When Charlie Falconer says the game is up, it feels like a “ravens leaving the tower” moment for Keir Starmer.
Like the legend that the fortress will fall if the ravens leave, the walls of protection that the prime minister has erected around himself in his constantly besieged premiership are about to come tumbling down.
And it is not just Tony Blair’s former lord chancellor telling the prime minister that his time is up, after Andy Burnham crushed Reform in Makerfield and now looks set to take over the party leadership and snatch the top job.
Former deputy leader Harriet Harman and former home secretary Alan Johnson are also among the Labour grandees who are pleading with Starmer to go.
Ministers and MPs are queueing up to give him this same message this weekend, as the prime minister is holed up in Downing Street.
Falconer is not regarded as someone who would rock the boat or show disloyalty. But when he was asked on Radio 4’s Today programme on Saturday morning whether Starmer should stand in a leadership election against Burnham, he was clear.
“My advice, sadly, would be ‘Don’t stand.’”
He warned that a leadership contest would be “very difficult” and “bad for the country”.
His advice could be taken to apply to former health secretary Wes Streeting, too, as the clamour grows for a Burnham coronation.
On Friday evening, Harman was forthright, saying: “The herd is not just moving against Keir Starmer, it’s stampeding.”
Meanwhile, Johnson, another grandee, told Andrew Marr on LBC: “If I could speak to him now, I’d say, ‘It’s over, Keir; Andy is going to stand, and he’s going to win.’”
These experienced voices are reflecting the view of the 100 Labour MPs who have already told the prime minister he needs to resign.

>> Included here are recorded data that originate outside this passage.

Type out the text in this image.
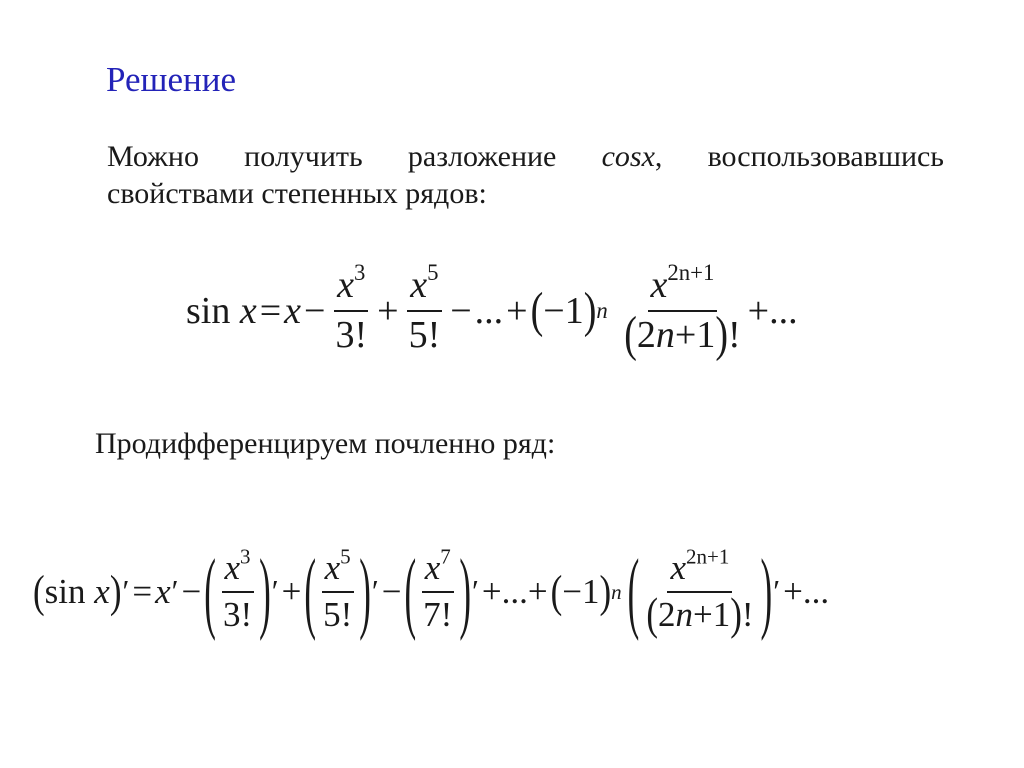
Решение
Можно получить разложение cosx, воспользовавшись свойствами степенных рядов:
sin
$x = x - \frac{x^3}{3!} + \frac{x^5}{5!}$ − ... + ( −1 ) n
$\frac{x^{2n+1}}{(2n+1)!}$ +...
Продифференцируем почленно ряд:
( sin
x ) ′ = x ′ − ( $\frac{x^3}{3!}$ ) ′ + ( $\frac{x^5}{5!}$ ) ′ − ( $\frac{x^7}{7!}$ ) ′ +...+ ( −1 ) n ( $\frac{x^{2n+1}}{(2n+1)!}$ ) ′ +...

A growing body of ministers, including Heidi Alexander, Shabana Mahmood, Ed Miliband and Yvette Cooper, are sending him the same message.

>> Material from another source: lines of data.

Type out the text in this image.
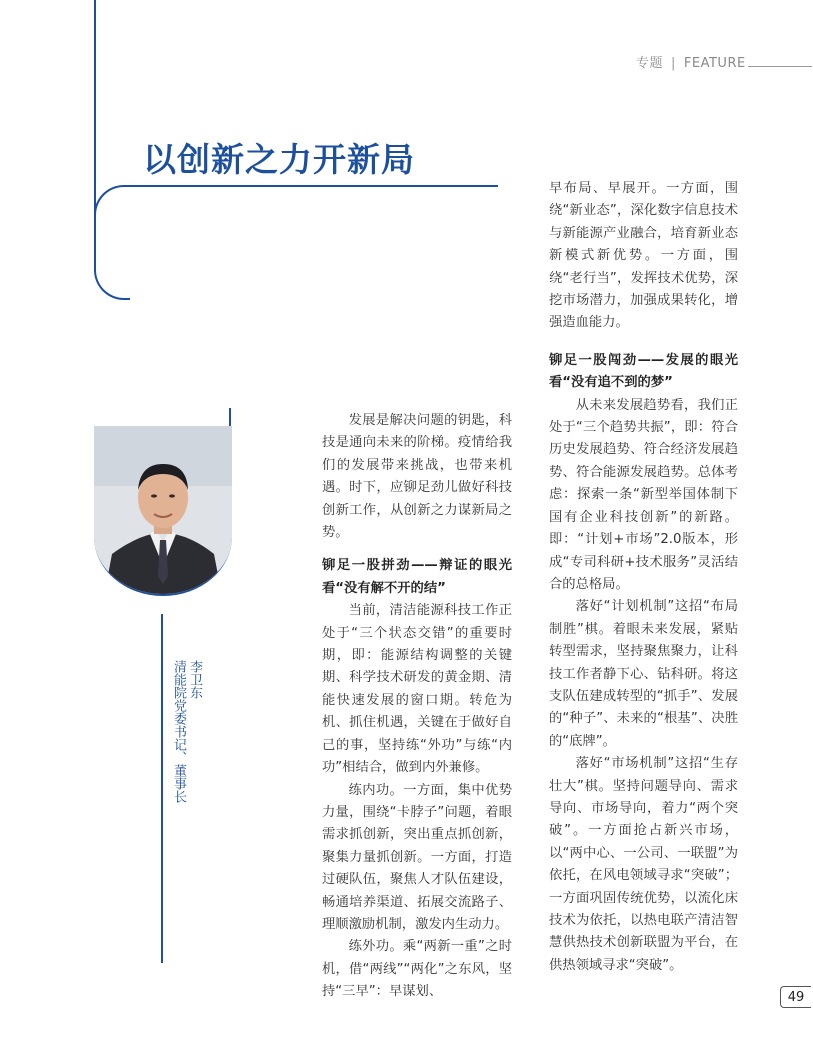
专题 | FEATURE
以创新之力开新局
李卫东
清能院党委书记、董事长

发展是解决问题的钥匙，科技是通向未来的阶梯。疫情给我们的发展带来挑战，也带来机遇。时下，应铆足劲儿做好科技创新工作，从创新之力谋新局之势。

铆足一股拼劲——辩证的眼光看“没有解不开的结”

当前，清洁能源科技工作正处于“三个状态交错”的重要时期，即：能源结构调整的关键期、科学技术研发的黄金期、清能快速发展的窗口期。转危为机、抓住机遇，关键在于做好自己的事，坚持练“外功”与练“内功”相结合，做到内外兼修。

练内功。一方面，集中优势力量，围绕“卡脖子”问题，着眼需求抓创新，突出重点抓创新，聚集力量抓创新。一方面，打造过硬队伍，聚焦人才队伍建设，畅通培养渠道、拓展交流路子、理顺激励机制，激发内生动力。

练外功。乘“两新一重”之时机，借“两线”“两化”之东风，坚持“三早”：早谋划、

早布局、早展开。一方面，围绕“新业态”，深化数字信息技术与新能源产业融合，培育新业态新模式新优势。一方面，围绕“老行当”，发挥技术优势，深挖市场潜力，加强成果转化，增强造血能力。

铆足一股闯劲——发展的眼光看“没有追不到的梦”

从未来发展趋势看，我们正处于“三个趋势共振”，即：符合历史发展趋势、符合经济发展趋势、符合能源发展趋势。总体考虑：探索一条“新型举国体制下国有企业科技创新”的新路。即：“计划+市场”2.0版本，形成“专司科研+技术服务”灵活结合的总格局。

落好“计划机制”这招“布局制胜”棋。着眼未来发展，紧贴转型需求，坚持聚焦聚力，让科技工作者静下心、钻科研。将这支队伍建成转型的“抓手”、发展的“种子”、未来的“根基”、决胜的“底牌”。

落好“市场机制”这招“生存壮大”棋。坚持问题导向、需求导向、市场导向，着力“两个突破”。一方面抢占新兴市场，以“两中心、一公司、一联盟”为依托，在风电领域寻求“突破”；一方面巩固传统优势，以流化床技术为依托，以热电联产清洁智慧供热技术创新联盟为平台，在供热领域寻求“突破”。

49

They have all seen how Burnham routed Nigel Farage and Reform UK in a constituency that Reform should easily have won. Increasing Labour’s vote share in the current circumstances is an astonishing achievement.

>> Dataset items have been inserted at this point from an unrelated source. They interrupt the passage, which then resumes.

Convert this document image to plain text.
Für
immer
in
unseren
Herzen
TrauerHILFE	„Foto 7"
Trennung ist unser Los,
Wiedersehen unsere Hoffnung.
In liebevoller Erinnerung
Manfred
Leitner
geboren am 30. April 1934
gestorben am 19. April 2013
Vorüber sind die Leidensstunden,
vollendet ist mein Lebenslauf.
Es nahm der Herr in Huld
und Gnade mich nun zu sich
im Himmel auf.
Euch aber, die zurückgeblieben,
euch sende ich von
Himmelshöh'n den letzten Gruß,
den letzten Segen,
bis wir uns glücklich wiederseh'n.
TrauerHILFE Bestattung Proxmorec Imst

What it has meant, though, is that the prime minister has appeared even more diminished and isolated, and the appetite for a contest has disappeared in favour of calls for a coronation.
It is astonishing that Starmer should be reduced to this less than two years after leading his party to a massive election victory with a majority of 170 – but he has paid the price for being unable to manage the threat from Reform.